Pengembangan Profesi dan Penjaminan Mutu yang Berkelanjutan dalam Pendidikan Guru

Pengembangan Profesi dan Penjaminan Mutu yang Berkelanjutan dalam Pendidikan Guru

Karena dunia yang dipersiapkan oleh guru untuk dimasuki oleh kaum muda berubah begitu cepat, dan karena keterampilan mengajar yang dibutuhkan juga berkembang, tidak ada kursus awal pendidikan guru yang dapat cukup untuk mempersiapkan seorang guru untuk karir 30 atau 40 tahun. Selain itu, karena badan siswa terus berubah visit us karena masalah demografis, ada tekanan berkelanjutan pada akademisi untuk menguasai mata pelajaran mereka tetapi juga untuk memahami siswa mereka. Pengembangan profesional berkelanjutan adalah proses di mana guru (seperti profesional lainnya) merefleksikan kompetensi mereka, memperbaruinya, dan mengembangkannya lebih lanjut.

Sejauh mana otoritas pendidikan mendukung proses ini bervariasi, seperti halnya efektivitas pendekatan yang berbeda. Basis penelitian yang berkembang menunjukkan bahwa untuk menjadi yang paling efektif, kegiatan pengembangan profesional yang berkelanjutan harus:

  • Tersebar dari waktu ke waktu.
  • Bersikaplah kolaboratif.
  • Gunakan pembelajaran aktif.
  • Disampaikan kepada kelompok guru.
  • Sertakan periode latihan, pembinaan, dan tindak lanjut.
  • Mempromosikan praktik reflektif.
  • Dorong eksperimen.
  • Menanggapi kebutuhan guru.

Namun, tinjauan sistematis yang diterbitkan pada tahun 2019 oleh Kolaborasi Campbell, merangkum bukti dari 51 penelitian, tidak menemukan bukti yang jelas bahwa pengembangan profesional yang berkelanjutan dalam pendidikan meningkatkan hasil akademik siswa.
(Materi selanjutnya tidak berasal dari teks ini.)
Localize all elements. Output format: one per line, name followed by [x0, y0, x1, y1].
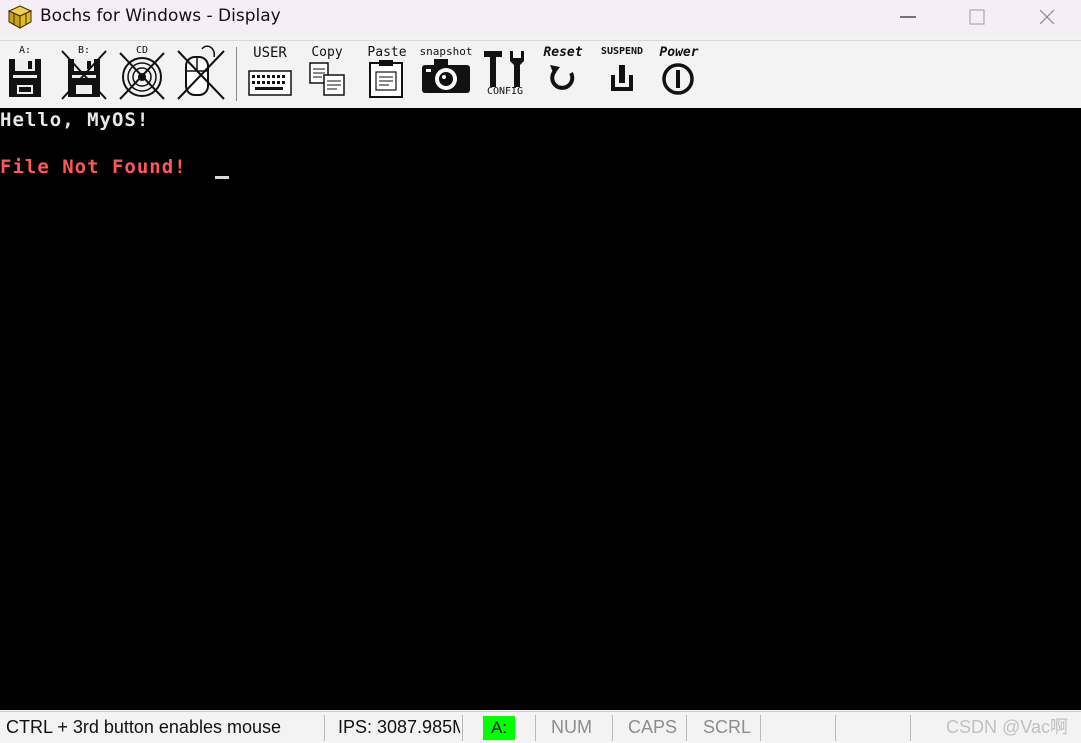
- floppy-a-button[interactable]: A:: [6, 45, 44, 101]
- floppy-b-button[interactable]: B:: [60, 45, 108, 101]
- status-separator: [835, 715, 836, 741]
- status-separator: [910, 715, 911, 741]
- ips-readout: IPS: 3087.985M: [338, 717, 460, 737]
- config-button[interactable]: CONFIG: [480, 45, 530, 101]
- text-cursor: [215, 176, 229, 179]
- status-bar: CTRL + 3rd button enables mouse IPS: 308…: [0, 711, 1081, 743]
- cdrom-button[interactable]: CD: [118, 45, 166, 101]
- minimize-button[interactable]: [873, 0, 943, 34]
- emulator-display[interactable]: Hello, MyOS! File Not Found!: [0, 108, 1081, 710]
- paste-button[interactable]: Paste: [362, 45, 412, 101]
- num-lock-indicator: NUM: [551, 717, 592, 737]
- floppy-disk-icon: [9, 59, 41, 97]
- paste-clipboard-icon: [369, 60, 403, 98]
- maximize-button[interactable]: [942, 0, 1012, 34]
- power-button[interactable]: Power: [654, 45, 704, 101]
- minimize-icon: [900, 16, 916, 18]
- status-separator: [535, 715, 536, 741]
- title-bar: Bochs for Windows - Display: [0, 0, 1081, 34]
- status-separator: [686, 715, 687, 741]
- camera-icon: [422, 59, 470, 93]
- status-separator: [612, 715, 613, 741]
- drive-a-indicator: A:: [483, 716, 515, 740]
- reset-icon: [550, 65, 575, 90]
- toolbar-separator: [236, 47, 237, 101]
- status-separator: [462, 715, 463, 741]
- mouse-disabled-icon: [177, 45, 225, 100]
- maximize-icon: [969, 9, 985, 25]
- user-button[interactable]: USER: [246, 45, 294, 101]
- status-separator: [324, 715, 325, 741]
- mouse-hint-text: CTRL + 3rd button enables mouse: [6, 717, 281, 737]
- close-icon: [1039, 9, 1055, 25]
- mouse-toggle-button[interactable]: [176, 45, 226, 101]
- keyboard-icon: [248, 70, 292, 96]
- cdrom-disabled-icon: [119, 52, 165, 100]
- reset-button[interactable]: Reset: [538, 45, 588, 101]
- window-title: Bochs for Windows - Display: [40, 6, 281, 26]
- copy-button[interactable]: Copy: [304, 45, 350, 101]
- caps-lock-indicator: CAPS: [628, 717, 678, 737]
- status-separator: [760, 715, 761, 741]
- scroll-lock-indicator: SCRL: [703, 717, 752, 737]
- toolbar: A: B: CD USER Copy Paste snapshot CONFIG…: [0, 40, 1081, 109]
- config-label: CONFIG: [486, 86, 524, 97]
- console-line-error: File Not Found!: [0, 156, 187, 178]
- snapshot-button[interactable]: snapshot: [418, 45, 474, 101]
- floppy-disk-disabled-icon: [61, 50, 107, 100]
- bochs-app-icon: [7, 5, 33, 29]
- copy-icon: [309, 62, 345, 96]
- suspend-icon: [611, 65, 633, 91]
- console-line-hello: Hello, MyOS!: [0, 109, 150, 131]
- close-button[interactable]: [1012, 0, 1081, 34]
- power-icon: [662, 63, 694, 95]
- watermark-text: CSDN @Vac啊: [946, 717, 1068, 737]
- suspend-button[interactable]: SUSPEND: [596, 45, 648, 101]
Penjaminan mutu dalam pendidikan guru

Konsep ‘kualitas’ dalam pendidikan diperebutkan dan dipahami dengan berbagai cara.

Menjamin kualitas pendidikan guru termasuk memilih rekrutan yang kompeten untuk program pendidikan guru, mengakreditasi program pendidikan guru yang secara konsisten menunjukkan hasil positif, dan menawarkan pendaftaran, perizinan, atau sertifikasi kepada mereka yang menunjukkan kompetensi untuk memasuki profesi guru.
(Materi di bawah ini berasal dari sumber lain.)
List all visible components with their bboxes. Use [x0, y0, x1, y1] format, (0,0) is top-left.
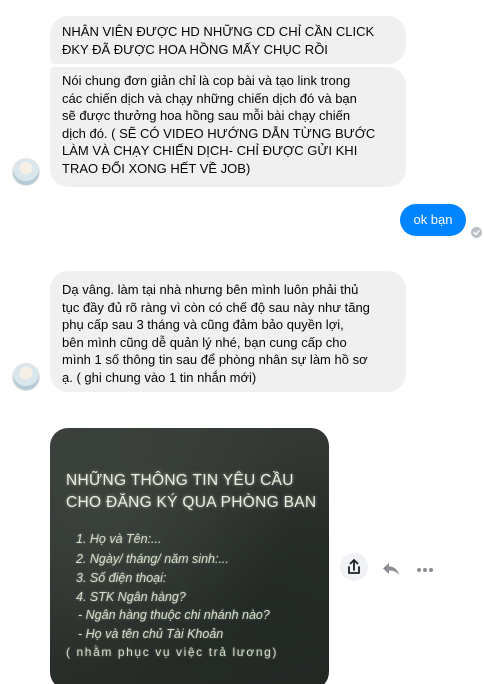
- image-list-item: 1. Họ và Tên:...: [76, 532, 162, 546]
- image-list-item: 2. Ngày/ tháng/ năm sinh:...: [76, 552, 229, 566]
- image-note: ( nhằm phục vụ việc trả lương): [66, 645, 278, 659]
- reply-icon: [383, 563, 399, 575]
- avatar[interactable]: [12, 158, 40, 186]
- message-line: Nói chung đơn giản chỉ là cop bài và tạo…: [62, 73, 351, 88]
- message-bubble-received: Dạ vâng. làm tại nhà nhưng bên mình luôn…: [50, 271, 406, 392]
- message-line: Dạ vâng. làm tại nhà nhưng bên mình luôn…: [62, 282, 359, 297]
- message-line: mình 1 số thông tin sau để phòng nhân sự…: [62, 352, 368, 368]
- message-line: NHÂN VIÊN ĐƯỢC HD NHỮNG CD CHỈ CẦN CLICK: [62, 24, 375, 39]
- image-title-line: CHO ĐĂNG KÝ QUA PHÒNG BAN: [66, 494, 317, 511]
- message-line: TRAO ĐỔI XONG HẾT VỀ JOB): [62, 160, 251, 176]
- image-title-line: NHỮNG THÔNG TIN YÊU CẦU: [66, 472, 294, 489]
- message-line: ạ. ( ghi chung vào 1 tin nhắn mới): [62, 369, 257, 385]
- image-list-item: 4. STK Ngân hàng?: [76, 590, 186, 604]
- more-dots-icon: [417, 568, 433, 572]
- avatar[interactable]: [12, 363, 40, 391]
- image-list-item: 3. Số điện thoại:: [76, 571, 167, 585]
- message-line: tục đầy đủ rõ ràng vì còn có chế độ sau …: [62, 299, 370, 315]
- message-bubble-received: NHÂN VIÊN ĐƯỢC HD NHỮNG CD CHỈ CẦN CLICK…: [50, 16, 406, 64]
- message-line: ĐKY ĐÃ ĐƯỢC HOA HỒNG MẤY CHỤC RỒI: [62, 41, 328, 57]
- reply-button[interactable]: [380, 558, 402, 580]
- share-button[interactable]: [340, 553, 368, 581]
- message-line: bên mình cũng dễ quản lý nhé, bạn cung c…: [62, 334, 347, 350]
- message-bubble-received: Nói chung đơn giản chỉ là cop bài và tạo…: [50, 67, 406, 187]
- seen-check-icon: [471, 227, 482, 238]
- more-options-button[interactable]: [414, 559, 436, 581]
- message-line: phụ cấp sau 3 tháng và cũng đảm bảo quyề…: [62, 317, 344, 333]
- message-line: các chiến dịch và chạy những chiến dịch …: [62, 90, 357, 106]
- message-bubble-sent: ok bạn: [400, 204, 466, 236]
- message-line: dịch đó. ( SẼ CÓ VIDEO HƯỚNG DẪN TỪNG BƯ…: [62, 125, 376, 141]
- image-message[interactable]: NHỮNG THÔNG TIN YÊU CẦU CHO ĐĂNG KÝ QUA …: [50, 428, 329, 684]
- message-line: sẽ được thưởng hoa hồng sau mỗi bài chạy…: [62, 108, 351, 124]
- share-icon: [348, 559, 360, 574]
- message-line: LÀM VÀ CHẠY CHIẾN DỊCH- CHỈ ĐƯỢC GỬI KHI: [62, 143, 358, 159]
- image-list-item: - Họ và tên chủ Tài Khoản: [78, 627, 224, 641]
- image-list-item: - Ngân hàng thuộc chi nhánh nào?: [78, 608, 270, 622]
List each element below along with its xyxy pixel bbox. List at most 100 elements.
Kadang-kadang dianggap berhubungan dengan kualitas pekerjaan yang dilakukan oleh seorang guru, yang memiliki efek signifikan pada murid atau siswanya. Selanjutnya, mereka yang membayar gaji guru, baik melalui pajak atau melalui biaya sekolah, ingin yakin bahwa mereka menerima nilai uang. Oleh karena itu, cara untuk mengukur kualitas kerja masing-masing guru, sekolah, atau sistem pendidikan secara keseluruhan, sering dicari.

Di sebagian besar negara, gaji guru tidak terkait dengan kualitas pekerjaannya yang dirasakan. Namun, beberapa memiliki sistem untuk mengidentifikasi guru yang ‘berkinerja terbaik’, dan meningkatkan remunerasi mereka. Di tempat lain, penilaian kinerja guru dapat dilakukan dengan maksud untuk mengidentifikasi kebutuhan guru akan pelatihan atau pengembangan tambahan, atau, dalam kasus ekstrim, untuk mengidentifikasi guru yang harus diminta untuk meninggalkan profesi. Di beberapa negara, guru diharuskan untuk mengajukan kembali lisensi mereka untuk mengajar, dan dengan demikian, untuk membuktikan bahwa mereka masih memiliki keterampilan yang diperlukan. Tetapi tetap saja ada negara (misalnya Sri Lanka) di mana mengajar tidak dapat dianggap sebagai profesi karena guru tidak diberikan lisensi untuk mengajar.

Umpan balik tentang kinerja guru merupakan bagian integral dari banyak prosedur pendidikan negeri dan swasta, tetapi mengambil berbagai bentuk. Pendekatan ‘tanpa kesalahan’ diyakini oleh beberapa orang memuaskan, karena kelemahan diidentifikasi dengan hati-hati, dinilai, dan kemudian diatasi melalui penyediaan pelatihan berbasis rumah atau sekolah. Namun, ini dapat dilihat sebagai menguntungkan institusi dan belum tentu sepenuhnya memenuhi kebutuhan pengembangan profesional berkelanjutan individu karena mereka tidak memiliki gravitas pendidikan.